On se souviendra qu’en matière d’accouchements sous X, la règlementation garantit le secret d’identité de la mère et la révélation de son identité si elle y consent. Le Conseil constitutionnel a reconnu que l’accouchement sous X peut porter atteinte notamment à la vie privée d’un enfant désireux de retrouver ses origines. Cependant cette atteinte est justifiée car « en garantissant ainsi un droit à l’anonymat et la gratuité de la prise en charge lors de l’accouchement dans un établissement sanitaire, le législateur a entendu éviter le déroulement de grossesses et d’accouchements dans des conditions susceptibles de mettre en danger la santé tant de la mère que de l’enfant et prévenir les infanticides ou des abandons d’enfants ; qu’il a ainsi poursuivi l’objectif de valeur constitutionnelle de protection de la santé ». Et, après avoir examiné le dispositif prévu par la loi et notamment « les conditions dans lesquelles le secret de cette identité peut être levé, sous réserve de l’accord de la mère de naissance », il a conclu que « 8. Considérant qu’en permettant à la mère de s’opposer à la révélation de son identité même après son décès, les dispositions contestées visent à assurer le respect de manière effective, à des fins de protection de la santé, de la volonté exprimée par celle-ci de préserver le secret de son admission et de son identité lors de l’accouchement tout en ménageant, dans la mesure du possible, par des mesures appropriées, l’accès de l’enfant à la connaissance de ses origines personnelles ; qu’il n’appartient pas au Conseil constitutionnel, de substituer son appréciation à celle du législateur sur l’équilibre ainsi défini entre les intérêts de la mère de naissance et ceux de l’enfant ; que les dispositions contestées n’ont pas privé de garanties légales les exigences constitutionnelles de protection de la santé ; qu’elles n’ont pas davantage porté atteinte au respect dû à la vie privée et au droit de mener une vie familiale normale ; »

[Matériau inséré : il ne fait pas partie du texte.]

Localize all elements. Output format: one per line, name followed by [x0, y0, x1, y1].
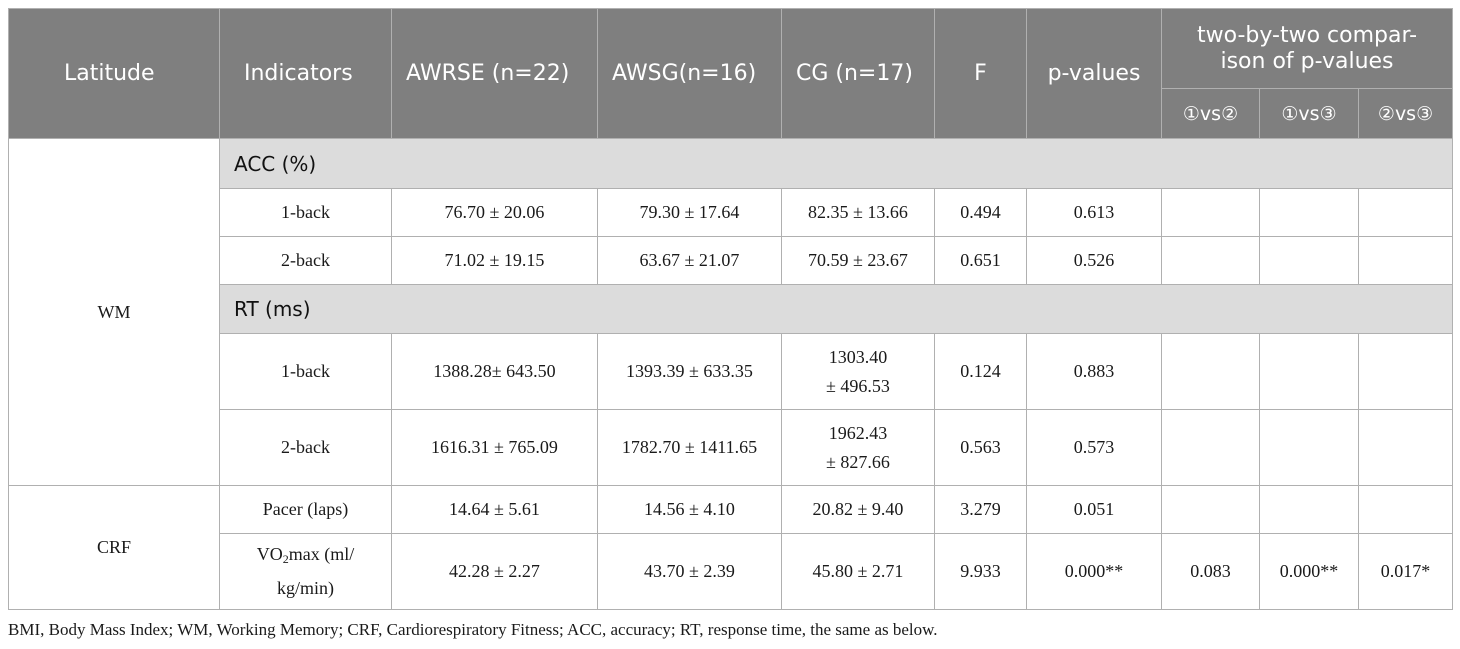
results-table: Latitude Indicators AWRSE (n=22) AWSG(n=… [8, 8, 1454, 610]
table-row: 2-back 1616.31 ± 765.09 1782.70 ± 1411.6… [9, 409, 1454, 486]
f-cell: 0.651 [934, 236, 1027, 285]
c12-cell: 0.083 [1161, 533, 1260, 610]
c23-cell [1357, 236, 1454, 285]
c23-cell [1357, 485, 1454, 534]
c13-cell [1259, 485, 1359, 534]
c23-cell: 0.017* [1357, 533, 1454, 610]
c23-cell [1357, 333, 1454, 410]
table-row: 1-back 76.70 ± 20.06 79.30 ± 17.64 82.35… [9, 188, 1454, 237]
indicator-cell: 2-back [219, 409, 392, 486]
f-cell: 0.494 [934, 188, 1027, 237]
table-footnote: BMI, Body Mass Index; WM, Working Memory… [8, 620, 938, 639]
header-awrse: AWRSE (n=22) [391, 8, 598, 139]
results-table-container: Latitude Indicators AWRSE (n=22) AWSG(n=… [8, 8, 1454, 610]
awsg-cell: 1782.70 ± 1411.65 [597, 409, 782, 486]
p-cell: 0.051 [1026, 485, 1162, 534]
awrse-cell: 1616.31 ± 765.09 [391, 409, 598, 486]
header-cg: CG (n=17) [781, 8, 935, 139]
f-cell: 9.933 [934, 533, 1027, 610]
indicator-cell: 2-back [219, 236, 392, 285]
awrse-cell: 71.02 ± 19.15 [391, 236, 598, 285]
cg-cell: 1962.43 ± 827.66 [781, 409, 935, 486]
c23-cell [1357, 409, 1454, 486]
cg-value-line2: ± 827.66 [826, 451, 890, 472]
cg-cell: 70.59 ± 23.67 [781, 236, 935, 285]
awrse-cell: 14.64 ± 5.61 [391, 485, 598, 534]
indicator-cell: 1-back [219, 188, 392, 237]
awsg-cell: 79.30 ± 17.64 [597, 188, 782, 237]
c13-cell: 0.000** [1259, 533, 1359, 610]
awsg-cell: 1393.39 ± 633.35 [597, 333, 782, 410]
c12-cell [1161, 236, 1260, 285]
indicator-cell: Pacer (laps) [219, 485, 392, 534]
awsg-cell: 63.67 ± 21.07 [597, 236, 782, 285]
table-header: Latitude Indicators AWRSE (n=22) AWSG(n=… [8, 8, 1454, 139]
p-cell: 0.613 [1026, 188, 1162, 237]
table-row: 1-back 1388.28± 643.50 1393.39 ± 633.35 … [9, 333, 1454, 410]
awrse-cell: 1388.28± 643.50 [391, 333, 598, 410]
table-body: WM ACC (%) 1-back 76.70 ± 20.06 79.30 ± … [8, 138, 1454, 610]
latitude-wm: WM [8, 138, 220, 486]
f-cell: 0.563 [934, 409, 1027, 486]
group-rt: RT (ms) [218, 284, 1454, 334]
cg-cell: 82.35 ± 13.66 [781, 188, 935, 237]
cg-cell: 45.80 ± 2.71 [781, 533, 935, 610]
p-cell: 0.000** [1026, 533, 1162, 610]
header-pairwise-line1: two-by-two compar- [1196, 22, 1418, 48]
f-cell: 3.279 [934, 485, 1027, 534]
c12-cell [1161, 485, 1260, 534]
header-latitude: Latitude [8, 8, 220, 139]
cg-cell: 20.82 ± 9.40 [781, 485, 935, 534]
header-p-values: p-values [1026, 8, 1162, 139]
indicator-cell: VO2max (ml/ kg/min) [219, 533, 392, 610]
c13-cell [1259, 188, 1359, 237]
cg-value-line1: 1303.40 [828, 346, 888, 367]
latitude-crf: CRF [8, 485, 220, 610]
c12-cell [1161, 409, 1260, 486]
c23-cell [1357, 188, 1454, 237]
header-awsg: AWSG(n=16) [597, 8, 782, 139]
c13-cell [1259, 236, 1359, 285]
table-row: 2-back 71.02 ± 19.15 63.67 ± 21.07 70.59… [9, 236, 1454, 285]
p-cell: 0.883 [1026, 333, 1162, 410]
c13-cell [1259, 409, 1359, 486]
c13-cell [1259, 333, 1359, 410]
awrse-cell: 76.70 ± 20.06 [391, 188, 598, 237]
group-acc: ACC (%) [218, 138, 1454, 189]
p-cell: 0.573 [1026, 409, 1162, 486]
f-cell: 0.124 [934, 333, 1027, 410]
header-pairwise-line2: ison of p-values [1220, 48, 1394, 74]
cg-value-line1: 1962.43 [828, 422, 888, 443]
header-pairwise: two-by-two compar- ison of p-values [1160, 8, 1454, 89]
c12-cell [1161, 333, 1260, 410]
indicator-cell: 1-back [219, 333, 392, 410]
cg-value-line2: ± 496.53 [826, 375, 890, 396]
c12-cell [1161, 188, 1260, 237]
vo2-label-line2: kg/min) [277, 578, 334, 598]
awsg-cell: 43.70 ± 2.39 [597, 533, 782, 610]
vo2-label-line1: VO2max (ml/ [256, 544, 355, 566]
header-1-vs-2: ①vs② [1161, 88, 1260, 139]
p-cell: 0.526 [1026, 236, 1162, 285]
awrse-cell: 42.28 ± 2.27 [391, 533, 598, 610]
header-2-vs-3: ②vs③ [1357, 88, 1454, 139]
awsg-cell: 14.56 ± 4.10 [597, 485, 782, 534]
table-row: VO2max (ml/ kg/min) 42.28 ± 2.27 43.70 ±… [9, 533, 1454, 610]
header-indicators: Indicators [219, 8, 392, 139]
cg-cell: 1303.40 ± 496.53 [781, 333, 935, 410]
table-row: CRF Pacer (laps) 14.64 ± 5.61 14.56 ± 4.… [8, 485, 1454, 610]
header-f: F [934, 8, 1027, 139]
header-1-vs-3: ①vs③ [1259, 88, 1359, 139]
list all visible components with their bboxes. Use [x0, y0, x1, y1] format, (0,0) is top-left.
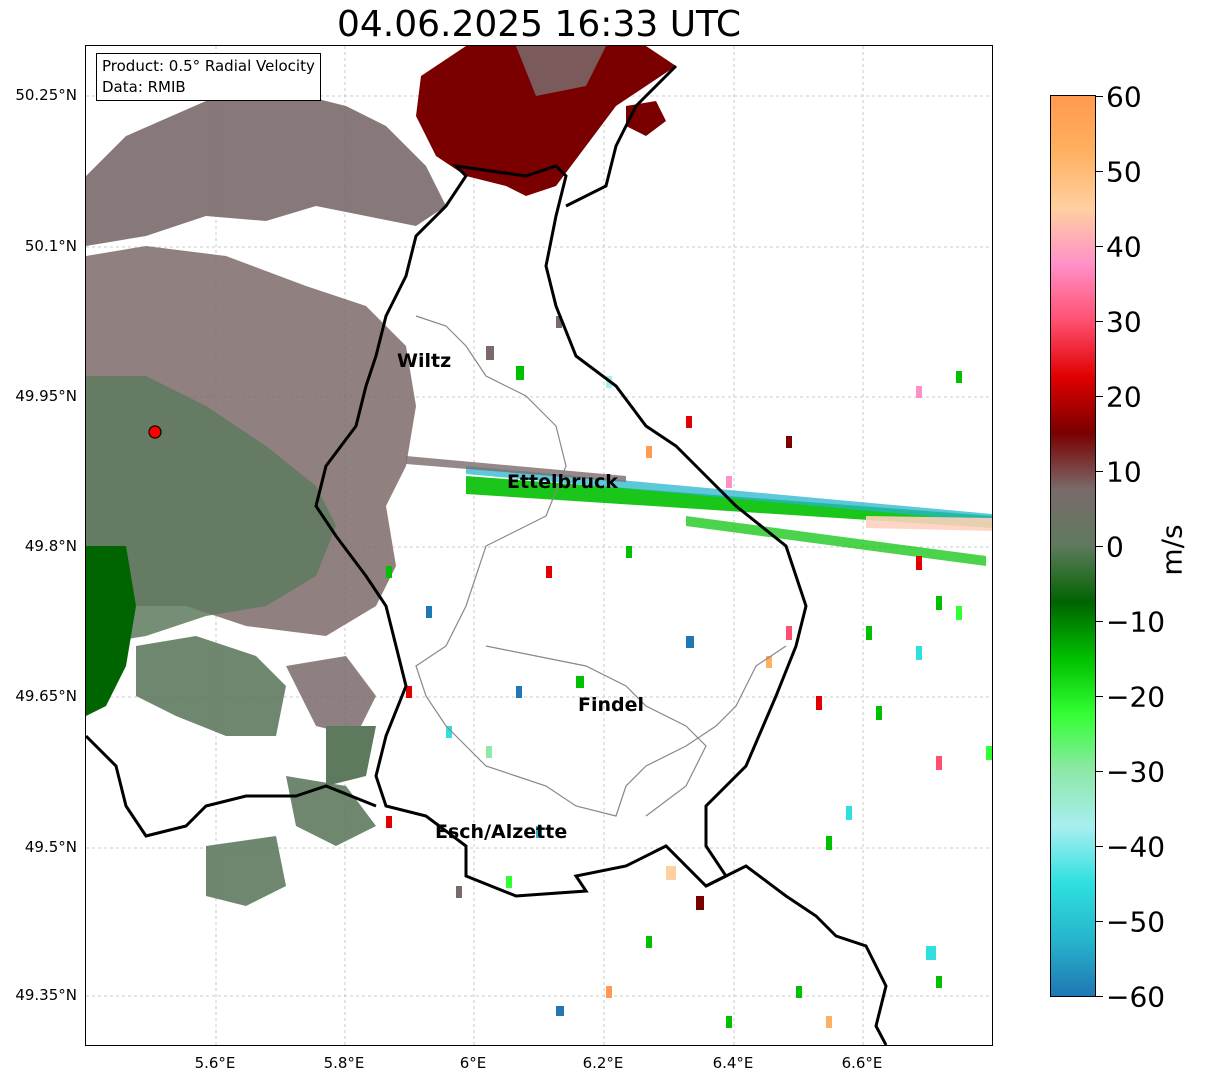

(Décision n° 2012-248 QPC du 16 mai 2012).

 

Dans une autre décision, le Conseil constitutionnel avait estimé qu’il ne lui appartenait pas« de substituer son appréciation à celle du législateur sur la prise en compte, en cette matière, du respect dû au corps humain ; que, par suite, les griefs tirés de la méconnaissance du respect dû à la vie privée et au droit de mener une vie familiale normale doivent être écartés ».

(Décision n° 2011-173 QPC du 30 septembre 2011)

 

Pour chaque cas, le Conseil constitutionnel examine les garanties entourant l’atteinte à la vie privée de la personne.

En l’espèce, Gynéco Online reviendra sur cette affaire lorsque la Cour de cassation aura statué sur le pourvoi.